Zarówno radni, jak i Włodzimierz Wysocki, odpowiedzialny za sport zastępca prezydenta miasta byli zaskoczeni, gdy na sali obrad komisji zjawili się kibice.
- Dwa kluby: piłkarski i żużlowy są w fatalnej sytuacji. Zarówno Motor, jak i TŻ nie bardzo radzą sobie ze swoimi problemami. A miasto czuje się w obowiązku, by pomóc tym klubom - twierdził Włodzimierz Wysocki. Dodał, że prezydent zgłosił do rady miasta projekt uchwały powołującej spółkę tuż przed ostatnią przed wakacjami sesją ze względu na złą kondycję lubelskich klubów. - Nie chcemy czekać z tym do września - wyjaśniał.
Spółka akcyjna o kapitale zakładowym 500 tys. złotych (100 proc. akcji ma należeć do miasta) ma przede wszystkim szukać sponsorów, którzy sfinansowaliby działalność poszczególnych sekcji.
- Chodzi o najbardziej popularne dyscypliny sportu: piłkę nożną, żużel, koszykówkę i piłkę ręczną - mówił Wysocki.
Niespodziewanie projekt władz znalazł poparcie opozycyjnych radnych lewicy. - Chcielibyśmy, aby uchwała jasno określała, że spółka będzie opiekować się tymi czterema dyscyplinami sportu - zaapelowała do prezydenta Wysockiego radna Monika Wac (LiD). Poprosiła też o przekazanie radnym do końca wakacji statutu spółki.

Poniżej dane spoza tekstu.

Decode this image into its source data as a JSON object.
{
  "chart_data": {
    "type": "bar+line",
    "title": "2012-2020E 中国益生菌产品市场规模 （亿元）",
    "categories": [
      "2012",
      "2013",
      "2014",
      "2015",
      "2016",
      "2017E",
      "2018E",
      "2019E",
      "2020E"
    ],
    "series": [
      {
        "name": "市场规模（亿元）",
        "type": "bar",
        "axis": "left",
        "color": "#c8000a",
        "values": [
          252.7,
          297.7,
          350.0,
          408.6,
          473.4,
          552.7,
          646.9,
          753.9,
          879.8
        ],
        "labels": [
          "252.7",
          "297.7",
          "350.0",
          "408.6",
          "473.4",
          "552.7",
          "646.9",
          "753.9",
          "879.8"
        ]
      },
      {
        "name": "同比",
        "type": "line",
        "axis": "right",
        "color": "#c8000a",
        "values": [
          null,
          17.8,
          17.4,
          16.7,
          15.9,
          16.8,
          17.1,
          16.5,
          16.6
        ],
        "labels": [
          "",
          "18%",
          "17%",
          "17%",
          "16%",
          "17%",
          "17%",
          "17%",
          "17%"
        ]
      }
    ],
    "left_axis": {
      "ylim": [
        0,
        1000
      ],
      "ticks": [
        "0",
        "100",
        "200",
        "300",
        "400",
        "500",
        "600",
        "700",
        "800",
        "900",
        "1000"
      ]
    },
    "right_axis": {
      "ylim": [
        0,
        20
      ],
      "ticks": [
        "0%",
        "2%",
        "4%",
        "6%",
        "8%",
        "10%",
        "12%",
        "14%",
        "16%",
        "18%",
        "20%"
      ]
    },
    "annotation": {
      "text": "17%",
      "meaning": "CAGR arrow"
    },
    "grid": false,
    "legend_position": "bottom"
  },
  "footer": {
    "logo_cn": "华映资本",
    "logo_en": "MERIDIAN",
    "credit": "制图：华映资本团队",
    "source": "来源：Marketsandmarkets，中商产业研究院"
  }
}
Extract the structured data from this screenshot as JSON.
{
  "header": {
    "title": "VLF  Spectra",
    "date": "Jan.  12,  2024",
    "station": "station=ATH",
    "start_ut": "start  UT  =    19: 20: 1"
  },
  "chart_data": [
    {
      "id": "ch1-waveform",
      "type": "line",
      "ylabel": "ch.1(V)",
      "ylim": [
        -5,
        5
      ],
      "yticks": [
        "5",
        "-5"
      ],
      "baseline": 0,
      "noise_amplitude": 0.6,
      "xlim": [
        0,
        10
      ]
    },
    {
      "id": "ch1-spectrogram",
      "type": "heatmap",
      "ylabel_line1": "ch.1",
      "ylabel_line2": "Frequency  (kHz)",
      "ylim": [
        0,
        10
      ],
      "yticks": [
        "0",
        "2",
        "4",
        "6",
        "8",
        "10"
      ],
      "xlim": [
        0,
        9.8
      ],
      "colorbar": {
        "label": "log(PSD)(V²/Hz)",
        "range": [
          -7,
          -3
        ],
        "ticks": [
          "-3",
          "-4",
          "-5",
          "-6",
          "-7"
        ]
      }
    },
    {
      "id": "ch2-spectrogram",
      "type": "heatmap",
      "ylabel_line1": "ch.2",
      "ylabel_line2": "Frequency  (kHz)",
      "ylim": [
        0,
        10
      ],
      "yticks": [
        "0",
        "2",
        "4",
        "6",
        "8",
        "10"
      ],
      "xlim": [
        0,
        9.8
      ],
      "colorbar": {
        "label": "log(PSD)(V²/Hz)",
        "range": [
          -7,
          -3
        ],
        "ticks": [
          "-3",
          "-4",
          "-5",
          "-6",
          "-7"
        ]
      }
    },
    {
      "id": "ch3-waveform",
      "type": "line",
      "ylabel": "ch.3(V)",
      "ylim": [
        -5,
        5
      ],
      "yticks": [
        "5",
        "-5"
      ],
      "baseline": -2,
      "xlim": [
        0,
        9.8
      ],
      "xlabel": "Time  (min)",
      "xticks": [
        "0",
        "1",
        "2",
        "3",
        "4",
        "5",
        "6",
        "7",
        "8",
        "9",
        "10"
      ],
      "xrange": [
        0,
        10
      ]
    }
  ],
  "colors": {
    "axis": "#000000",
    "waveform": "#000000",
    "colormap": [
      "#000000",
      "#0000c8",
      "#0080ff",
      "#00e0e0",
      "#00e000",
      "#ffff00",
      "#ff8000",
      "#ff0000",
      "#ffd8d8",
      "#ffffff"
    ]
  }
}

Tymczasem radni Platformy Obywatelskiej uważają, że spółka Sportowy Lublin doprowadzi być może nawet do likwidacji niektórych dyscyplin. Sabina Włodek, która funkcję radnej łączy z grą w zespole mistrzyń Polski w piłce ręcznej SPR Safo ICom Lublin. - Prezes naszego klubu Andrzej Wilczek nic nie wie o planach powołania spółki. Obawiam się, że spółka zajmie się tylko piłką nożną i żużlem - stwierdziła Włodek.
Piotr Więckowski z PO, szef komisji, nie ukrywał, że uważa projekt spółki za "mydlenie oczu". - Spółka i jej pieniądze będą przeznaczone tylko dla piłkarzy Motoru. Podejmując tę uchwałę podzielimy dyscypliny sportu na równe i równiejsze, na lepsze i gorsze - mówił Więckowski. Dodał, że ze złą sytuacją w Motorze i TŻ powinni walczyć przede wszystkim działacze tych klubów, którzy sobie nie radzą z problemami.
W efekcie sporu między radnymi komisja sportu nie wydała opinii o pomyśle powołania spółki Sportowy Lublin: trzech radnych lewicy było za pozytywną opinią, a tylu samo radnych PO było przeciw. Sprawa powróci w czwartek na sesji rady miasta.